Police in the eastern city of Lahore on Monday arrested Saad Rizvi, the leader of an influential far-right Islamist party, to "maintain law and order," said Ghulam Mohammad Dogar, chief of Lahore police.

Rizvi, who heads the Tehreek-e-Labaik Pakistan (TLP) party, is demanding that the government expel the French ambassador over depictions of the Muslim Prophet Muhammad published in the French satirical magazine Charlie Hebdo last year. 

Rizvi called on Pakistan's leadership to honor what he claims was a commitment made in February to expel the French envoy before April 20. 

The government responded that it had only committed to discussing the matter in Parliament.

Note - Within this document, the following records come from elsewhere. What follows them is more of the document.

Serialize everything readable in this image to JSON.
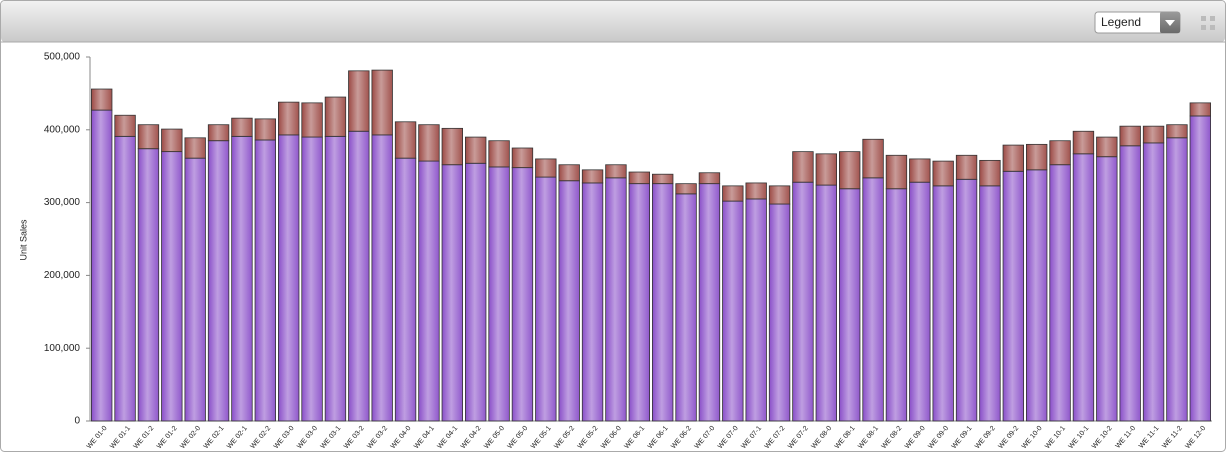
{
  "toolbar": {
    "legend_dropdown": "Legend"
  },
  "chart_data": {
    "type": "stacked_bar",
    "y_label": "Unit Sales",
    "categories": [
      "WE 01-0",
      "WE 01-1",
      "WE 01-2",
      "WE 01-2",
      "WE 02-0",
      "WE 02-1",
      "WE 02-1",
      "WE 02-2",
      "WE 03-0",
      "WE 03-0",
      "WE 03-1",
      "WE 03-2",
      "WE 03-2",
      "WE 04-0",
      "WE 04-1",
      "WE 04-1",
      "WE 04-2",
      "WE 05-0",
      "WE 05-0",
      "WE 05-1",
      "WE 05-2",
      "WE 05-2",
      "WE 06-0",
      "WE 06-1",
      "WE 06-1",
      "WE 06-2",
      "WE 07-0",
      "WE 07-0",
      "WE 07-1",
      "WE 07-2",
      "WE 07-2",
      "WE 08-0",
      "WE 08-1",
      "WE 08-1",
      "WE 08-2",
      "WE 09-0",
      "WE 09-0",
      "WE 09-1",
      "WE 09-2",
      "WE 09-2",
      "WE 10-0",
      "WE 10-1",
      "WE 10-1",
      "WE 10-2",
      "WE 11-0",
      "WE 11-1",
      "WE 11-2",
      "WE 12-0"
    ],
    "series": [
      {
        "color": "#8a4fc9",
        "values": [
          427000,
          391000,
          374000,
          370000,
          361000,
          385000,
          391000,
          386000,
          393000,
          390000,
          391000,
          398000,
          393000,
          361000,
          357000,
          352000,
          354000,
          349000,
          348000,
          335000,
          330000,
          327000,
          334000,
          326000,
          326000,
          312000,
          326000,
          302000,
          305000,
          298000,
          328000,
          324000,
          319000,
          334000,
          319000,
          328000,
          323000,
          332000,
          323000,
          343000,
          345000,
          352000,
          367000,
          363000,
          378000,
          382000,
          389000,
          419000
        ]
      },
      {
        "color": "#9c4a45",
        "values": [
          29000,
          29000,
          33000,
          31000,
          28000,
          22000,
          25000,
          29000,
          45000,
          47000,
          54000,
          83000,
          89000,
          50000,
          50000,
          50000,
          36000,
          36000,
          27000,
          25000,
          22000,
          18000,
          18000,
          16000,
          13000,
          14000,
          15000,
          21000,
          22000,
          25000,
          42000,
          43000,
          51000,
          53000,
          46000,
          32000,
          34000,
          33000,
          35000,
          36000,
          35000,
          33000,
          31000,
          27000,
          27000,
          23000,
          18000,
          18000
        ]
      }
    ],
    "ylim": [
      0,
      500000
    ],
    "yticks": [
      0,
      {
        "value": 100000,
        "label": "100,000"
      },
      {
        "value": 200000,
        "label": "200,000"
      },
      {
        "value": 300000,
        "label": "300,000"
      },
      {
        "value": 400000,
        "label": "400,000"
      },
      {
        "value": 500000,
        "label": "500,000"
      }
    ]
  }
}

News of Rizvi's arrest triggered protests by his supporters. Thousands of TLP activists took to the streets in cities including Lahore, Karachi and Rawalpindi.

Violent demonstrations spread through Pakistan following the arrest of Saad Rizvi, leader of the far right Tehreek-e-Labaik partyImage: K.M. Chaudary/AP/picture alliance

Protesters also blocked the main highway between Lahore and Islamabad, as well as some roads in the southern port city of Karachi and elsewhere throughout the country.

Why target France and Charlie Hebdo? 

French satirical weekly Charlie Hebdo last year republished cartoons of the Prophet Muhammad in its edition marking the start of the trial against the surviving terrorists involved in the deadly attacks on the magazine's offices in 2015.

It had published several such images in the years preceding the attacks, with the terrorists claiming they had chosen the target on this basis.

Although there's no mention of the issue in the Quran, Islamic scholars broadly agree that depictions of Muhammad should be forbidden. Many Muslims find such depictions distasteful.

In Pakistan, publishing such images could be a criminal offense on charges of blasphemy, the concept of having insulted a religion or a deity, which is no longer a crime in much of the world.

Anti-France demonstrations spread throughout Pakistan last year after French President Emmanuel Macron defended the right to publish the cartoons in late October, particularly given the publication's recent history and suffering.

Macron's comments came shortly after a young Muslim beheaded French school teacher Samuel Paty who had shown the caricatures in a class on freedom of expression that explored the killings at Charlie Hebdo. Paty's murder brought the issue back to the fore in France and helped lead to new draft security laws which are currently being debated in France's parliaments.

Why are Rizvi's TLP party currently protesting?

Rizvi's TLP party has a history of staging demonstrations and sit-ins to pressure the government to accept its demands.

In November 2017, followers staged a 21-day protest after a reference to the sanctity of the Prophet Muhammad was removed from the text of a government form.

The following year, the party gained prominence during federal elections by campaigning on a single issue: defending the country's controversial blasphemy laws that can allow for the death penalty for those found to have insulted Islam.

Protests continue in Pakistan as demonstrators demand the expulsion of the French ambassador and boycotts of French good. Image: Muhammad Javed/AA/picture alliance

Last November, thousands of TLP activists blocked one of the major entrances into the national capital, Islamabad in protests over the offensive cartoons, demanding the government boycott French products and expel the French ambassador.

Though the government promised to discuss the expulsion, Rizvi — who became the group's leader after the sudden death of his father in November — on Sunday threatened more demonstrations if the French envoy was not expelled by April 20.